One of the hazards of nuclear explosions is the generation of \({ }^{90} \mathrm{Sr}\) and its subsequent incorporation in place of calcium in bones. This nuclide emits \(\beta\) rays of energy \(0.55 \mathrm{MeV}\), and has a half- life of \(28.1\) y. Suppose \(1.00 \mu \mathrm{g}\) was absorbed by a newly born child. How much will remain after (a) \(18 \mathrm{y}\), (b) \(70 \mathrm{y}\) if none is lost metabolically?

The half-life of a radioactive substance is a critical concept in understanding how radioactive elements decay over time. It refers to the time required for half of the radioactive isotope in a given sample to undergo radioactive decay. The half-life is a fixed value for each isotope, which means that regardless of the amount of the isotope present, the proportion of the isotope that decays within each half-life remains constant—exactly 50%. In our example, strontium-90 (({ }^{90}Sr)) has a half-life of 28.1 years. If a child absorbs 1.00 microgram of strontium-90, after the passage of one half-life, only 0.50 micrograms would remain if no other processes affected its quantity. Understanding this concept enables us to predict how much of a radioactive substance will stay in a system as time progresses.

Beta radiation is one type of radioactive decay where a beta particle, which can be either an electron or a positron, is emitted from an unstable atomic nucleus. The emission of a beta particle results in the transformation of a neutron into a proton, or vice versa, inside the nucleus. This process results in the production of an atom of a new element with a different atomic number, but the same mass number. For instance, in the case of strontium-90, the emission of beta radiation will transform it into yttrium-90, a different element. Beta particles have moderate penetration power, can pose a significant health risk if ingested or inhaled, and are capable of causing lasting damage to living tissue and DNA.

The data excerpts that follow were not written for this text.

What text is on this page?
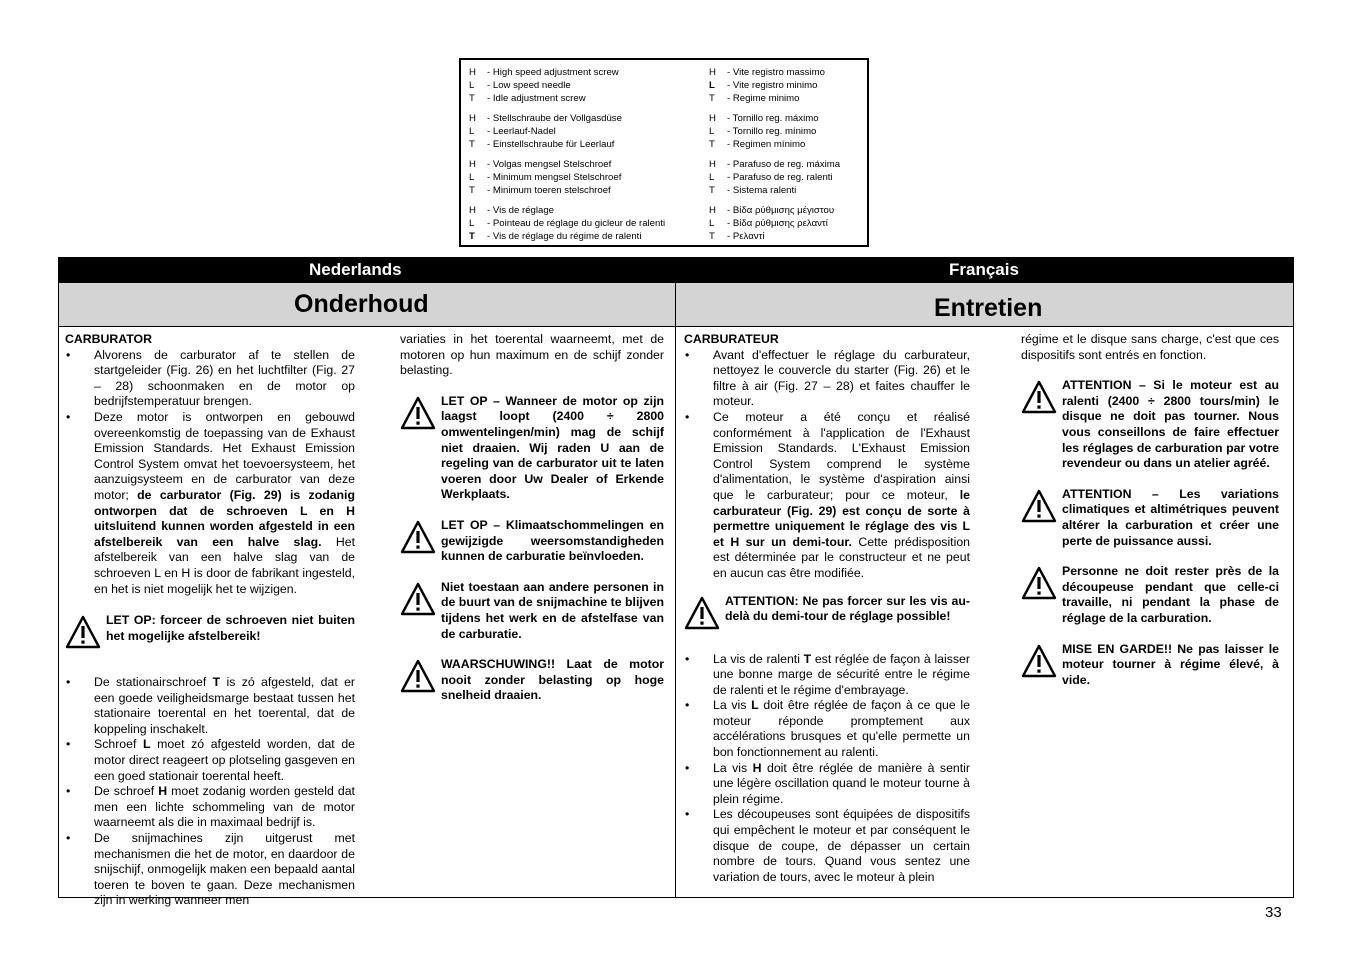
H - High speed adjustment screw
L - Low speed needle
T - Idle adjustment screw
H - Stellschraube der Vollgasdüse
L - Leerlauf-Nadel
T - Einstellschraube für Leerlauf
H - Volgas mengsel Stelschroef
L - Minimum mengsel Stelschroef
T - Minimum toeren stelschroef
H - Vis de réglage
L - Pointeau de réglage du gicleur de ralenti
T - Vis de réglage du régime de ralenti
H - Vite registro massimo
L - Vite registro minimo
T - Regime minimo
H - Tornillo reg. máximo
L - Tornillo reg. mínimo
T - Regimen mínimo
H - Parafuso de reg. máxima
L - Parafuso de reg. ralenti
T - Sistema ralenti
H - Βίδα ρύθμισης μέγιστου
L - Βίδα ρύθμισης ρελαντί
T - Ρελαντί
Nederlands	Français
Onderhoud	Entretien

CARBURATOR

• Alvorens de carburator af te stellen de startgeleider (Fig. 26) en het luchtfilter (Fig. 27 – 28) schoonmaken en de motor op bedrijfstemperatuur brengen.
• Deze motor is ontworpen en gebouwd overeenkomstig de toepassing van de Exhaust Emission Standards. Het Exhaust Emission Control System omvat het toevoersysteem, het aanzuigsysteem en de carburator van deze motor; de carburator (Fig. 29) is zodanig ontworpen dat de schroeven L en H uitsluitend kunnen worden afgesteld in een afstelbereik van een halve slag. Het afstelbereik van een halve slag van de schroeven L en H is door de fabrikant ingesteld, en het is niet mogelijk het te wijzigen.
LET OP: forceer de schroeven niet buiten het mogelijke afstelbereik!
• De stationairschroef T is zó afgesteld, dat er een goede veiligheidsmarge bestaat tussen het stationaire toerental en het toerental, dat de koppeling inschakelt.
• Schroef L moet zó afgesteld worden, dat de motor direct reageert op plotseling gasgeven en een goed stationair toerental heeft.
• De schroef H moet zodanig worden gesteld dat men een lichte schommeling van de motor waarneemt als die in maximaal bedrijf is.
• De snijmachines zijn uitgerust met mechanismen die het de motor, en daardoor de snijschijf, onmogelijk maken een bepaald aantal toeren te boven te gaan. Deze mechanismen zijn in werking wanneer men

variaties in het toerental waarneemt, met de motoren op hun maximum en de schijf zonder belasting.

LET OP – Wanneer de motor op zijn laagst loopt (2400 ÷ 2800 omwentelingen/min) mag de schijf niet draaien. Wij raden U aan de regeling van de carburator uit te laten voeren door Uw Dealer of Erkende Werkplaats.
LET OP – Klimaatschommelingen en gewijzigde weersomstandigheden kunnen de carburatie beïnvloeden.
Niet toestaan aan andere personen in de buurt van de snijmachine te blijven tijdens het werk en de afstelfase van de carburatie.
WAARSCHUWING!! Laat de motor nooit zonder belasting op hoge snelheid draaien.

CARBURATEUR

• Avant d'effectuer le réglage du carburateur, nettoyez le couvercle du starter (Fig. 26) et le filtre à air (Fig. 27 – 28) et faites chauffer le moteur.
• Ce moteur a été conçu et réalisé conformément à l'application de l'Exhaust Emission Standards. L'Exhaust Emission Control System comprend le système d'alimentation, le système d'aspiration ainsi que le carburateur; pour ce moteur, le carburateur (Fig. 29) est conçu de sorte à permettre uniquement le réglage des vis L et H sur un demi-tour. Cette prédisposition est déterminée par le constructeur et ne peut en aucun cas être modifiée.
ATTENTION: Ne pas forcer sur les vis au-delà du demi-tour de réglage possible!
• La vis de ralenti T est réglée de façon à laisser une bonne marge de sécurité entre le régime de ralenti et le régime d'embrayage.
• La vis L doit être réglée de façon à ce que le moteur réponde promptement aux accélérations brusques et qu'elle permette un bon fonctionnement au ralenti.
• La vis H doit être réglée de manière à sentir une légère oscillation quand le moteur tourne à plein régime.
• Les découpeuses sont équipées de dispositifs qui empêchent le moteur et par conséquent le disque de coupe, de dépasser un certain nombre de tours. Quand vous sentez une variation de tours, avec le moteur à plein

régime et le disque sans charge, c'est que ces dispositifs sont entrés en fonction.

ATTENTION – Si le moteur est au ralenti (2400 ÷ 2800 tours/min) le disque ne doit pas tourner. Nous vous conseillons de faire effectuer les réglages de carburation par votre revendeur ou dans un atelier agréé.
ATTENTION – Les variations climatiques et altimétriques peuvent altérer la carburation et créer une perte de puissance aussi.
Personne ne doit rester près de la découpeuse pendant que celle-ci travaille, ni pendant la phase de réglage de la carburation.
MISE EN GARDE!! Ne pas laisser le moteur tourner à régime élevé, à vide.
33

Radioactive decay follows a pattern called exponential decay. This means that the quantity of a radioactive isotope decreases by a consistent fraction over equal time periods, described by a mathematical function. In practical terms, over one half-life, the quantity of the isotope halves, and over the next half-life, half of the remaining substance will decay, and so on. Mathematically, the remaining amount after any number of half-lives can be calculated using the formula: remaining amount = initial amount * (1/2)^n, where n is the number of half-lives elapsed. Exponential decay allows for the precise calculation of how much of a radioactive substance will be left at any given time, which is essential for assessing exposure risks, for instance, from strontium-90 absorbed by a child.

Physical chemistry delves into the principles and theories that explain the behaviors of chemical substances, including radioactive materials. It combines chemistry with physics to understand the microscopic behaviors within atoms and molecules. When it comes to radioactive decay like that of strontium-90, physical chemistry explains not just the observable macroscopic phenomena—such as the half-life and the decay process—but also the underlying quantum mechanical events that govern particle emission. This discipline is instrumental in determining the energies involved in radioactive decay and predicting the behavior and interactions of radioactive substances within different environments, be they biological, chemical, or geological.

Nuclear chemistry is a subfield of chemistry focused specifically on the reactions and properties of atomic nuclei. This includes studying various types of radioactive decay, nuclear synthesis, and fusion and fission reactions. Understanding nuclear chemistry is essential when considering the impact of nuclear reactions, such as those occurring in nuclear explosions or in medical treatments using radioactive elements. It's also key in managing radioactive waste and in applications of radioactive isotopes, for example, in radiometric dating. In the context of our exercise, nuclear chemistry helps us understand how strontium-90, formed in nuclear reactions, undergoes beta decay and interacts with biological matter, such as being incorporated in place of calcium in a child's bones.